Но отныне не так часто, как прежде, стал просить Палосича отвезти на кладбище. До памятника Татька лежала в земле, укрытая сначала белым одеялом снега, потом – травяным дерном, будто зеленым покрывалом. И он мог погладить одеяло или покрывало. А теперь она устремилась в небо и встала высоко над ним, беломраморная, неприступная и гордая, отгородившаяся от всего дольнего мира красивой дланью.
– Считается, когда так рука изображена, это намек, что человек руки на себя наложил, – проворчала однажды старшая сестра Нюра, когда-то первой влюбившаяся в Иосифа.
– Ну, намек, и что же? – возмутился Сталин. – Она ведь и впрямь руки… наложила… – И, зарыдав, как в первые дни после смерти жены, быстро зашагал в свой кабинет.
Но вот уже и год прополз на брюхе, как раненный в обе ноги боец, шестнадцатая годовщина Октября, Мавзолей, Красная площадь, парад, и Надя где-то рядом, но она уже год назад ушла с парада – голова! голова! – и нет ее, только античный профиль и рука на кладбище под стеной Новодевичьего монастыря, и павшая роза.
И уже не ее хоронят, а японского вождя компартии Сэна Катаяму, у которого настоящая фамилия по-русски нехорошо звучит.
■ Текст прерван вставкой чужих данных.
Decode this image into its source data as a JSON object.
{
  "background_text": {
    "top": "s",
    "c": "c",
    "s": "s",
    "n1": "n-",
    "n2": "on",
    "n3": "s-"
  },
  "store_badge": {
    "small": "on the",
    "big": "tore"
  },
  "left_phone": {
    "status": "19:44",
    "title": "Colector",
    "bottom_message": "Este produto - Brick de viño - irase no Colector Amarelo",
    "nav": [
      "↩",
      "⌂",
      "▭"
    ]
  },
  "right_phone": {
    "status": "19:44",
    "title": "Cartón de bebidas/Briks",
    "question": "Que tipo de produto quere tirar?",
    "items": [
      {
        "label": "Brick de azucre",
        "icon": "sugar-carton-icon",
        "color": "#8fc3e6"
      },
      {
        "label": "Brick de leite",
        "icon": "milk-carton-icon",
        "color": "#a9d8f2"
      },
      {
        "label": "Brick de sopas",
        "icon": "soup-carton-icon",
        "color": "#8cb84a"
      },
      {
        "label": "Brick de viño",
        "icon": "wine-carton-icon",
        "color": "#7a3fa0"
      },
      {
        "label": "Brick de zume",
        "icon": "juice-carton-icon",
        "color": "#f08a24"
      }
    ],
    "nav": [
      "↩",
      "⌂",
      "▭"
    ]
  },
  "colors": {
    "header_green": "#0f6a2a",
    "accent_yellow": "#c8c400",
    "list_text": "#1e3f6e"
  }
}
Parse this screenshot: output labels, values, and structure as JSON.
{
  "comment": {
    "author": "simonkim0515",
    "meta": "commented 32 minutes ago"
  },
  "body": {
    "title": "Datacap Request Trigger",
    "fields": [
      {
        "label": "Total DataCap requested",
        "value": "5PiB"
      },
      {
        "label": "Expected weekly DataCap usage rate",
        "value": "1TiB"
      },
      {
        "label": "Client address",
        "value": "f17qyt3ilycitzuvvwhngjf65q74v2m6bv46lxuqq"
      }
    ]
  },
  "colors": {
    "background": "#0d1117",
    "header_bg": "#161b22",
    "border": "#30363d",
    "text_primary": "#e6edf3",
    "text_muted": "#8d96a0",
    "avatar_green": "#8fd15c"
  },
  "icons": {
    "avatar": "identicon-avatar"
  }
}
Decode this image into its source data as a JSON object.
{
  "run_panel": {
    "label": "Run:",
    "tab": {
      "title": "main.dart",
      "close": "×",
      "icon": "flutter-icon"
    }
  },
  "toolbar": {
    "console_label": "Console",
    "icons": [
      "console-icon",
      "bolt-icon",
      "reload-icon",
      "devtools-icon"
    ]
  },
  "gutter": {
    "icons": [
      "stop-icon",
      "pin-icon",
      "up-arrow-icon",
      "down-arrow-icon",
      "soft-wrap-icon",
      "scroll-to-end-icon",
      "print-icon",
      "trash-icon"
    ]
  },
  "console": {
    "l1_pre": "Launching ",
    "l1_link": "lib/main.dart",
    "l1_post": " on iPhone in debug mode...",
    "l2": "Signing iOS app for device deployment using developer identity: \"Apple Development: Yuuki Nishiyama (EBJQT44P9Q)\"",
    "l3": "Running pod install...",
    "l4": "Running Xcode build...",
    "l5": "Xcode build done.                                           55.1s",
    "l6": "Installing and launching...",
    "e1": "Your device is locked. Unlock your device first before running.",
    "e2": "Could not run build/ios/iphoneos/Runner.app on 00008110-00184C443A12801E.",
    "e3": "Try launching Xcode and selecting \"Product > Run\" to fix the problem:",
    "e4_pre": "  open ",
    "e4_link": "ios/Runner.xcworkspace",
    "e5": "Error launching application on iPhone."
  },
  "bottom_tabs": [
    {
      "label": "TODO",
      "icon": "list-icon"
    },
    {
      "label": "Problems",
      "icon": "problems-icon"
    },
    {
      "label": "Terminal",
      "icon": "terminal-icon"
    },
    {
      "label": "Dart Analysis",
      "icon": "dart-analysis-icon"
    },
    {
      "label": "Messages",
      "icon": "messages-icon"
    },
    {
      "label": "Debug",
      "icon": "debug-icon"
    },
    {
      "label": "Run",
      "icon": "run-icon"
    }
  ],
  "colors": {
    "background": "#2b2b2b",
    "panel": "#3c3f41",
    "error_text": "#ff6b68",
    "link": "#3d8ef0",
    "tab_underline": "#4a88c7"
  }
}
В семьдесят лет окончил в Москве Коммунистический университет трудящихся Востока, да и помер. Хоронили у Кремлевской стены за Мавзолеем, где начал разрастаться некрополь: Свердлов, Дзержинский, Фрунзе, Клара Цеткин, Скворцов-Степанов, Цюрупа, Красин, Стучка, Стопани и многие другие. Одних – в землю, других – в стену в виде праха.
Может быть, надо было там же и Таточку?..
Через неделю после похорон японца – установление дипотношений с Америкой, главный буржуазный Минотавр признал нашу шестнадцатилетнюю девушку – республику труда! – и сказал ей: ладно, не трону. Рузвельт – хороший парень.
Планы первой пятилетки выполнили, здравствуй, вторая. Здравствуй и ты, первый том Малой советской энциклопедии. Глянь, планета Земля, у нас уже есть своя энциклопедия! И прощай, Анатолий Васильевич, еще один обитатель примавзолейного погоста, светлая голова Луначарский.
Вторая зима без Надежды. Рана заживает, но болит. В Большом театре – десятилетие годовщины смерти Ленина. А ленинская Надежда еще жива, вон, мордастая, лупоглазая. Смог бы он, Сталин, любить Татьку, если бы она в свои шестьдесят пять стала такая? Смог бы. Только она не стала бы, всегда следила за своим лицом. Да и лицо – зеркало души.
Вот уже и Семнадцатый съезд партии, подведение итогов пятилетки, доклады об успехах, утверждение второго пятилетнего плана и – всеобщая любовь, во всех докладах его имя сверкает стальным блеском, то и дело кричат ему славу и здравие, даже Бухарчик заканчивает свой доклад тем, что величает его фельдмаршалом пролетарских сил, лучшим из лучших, ура!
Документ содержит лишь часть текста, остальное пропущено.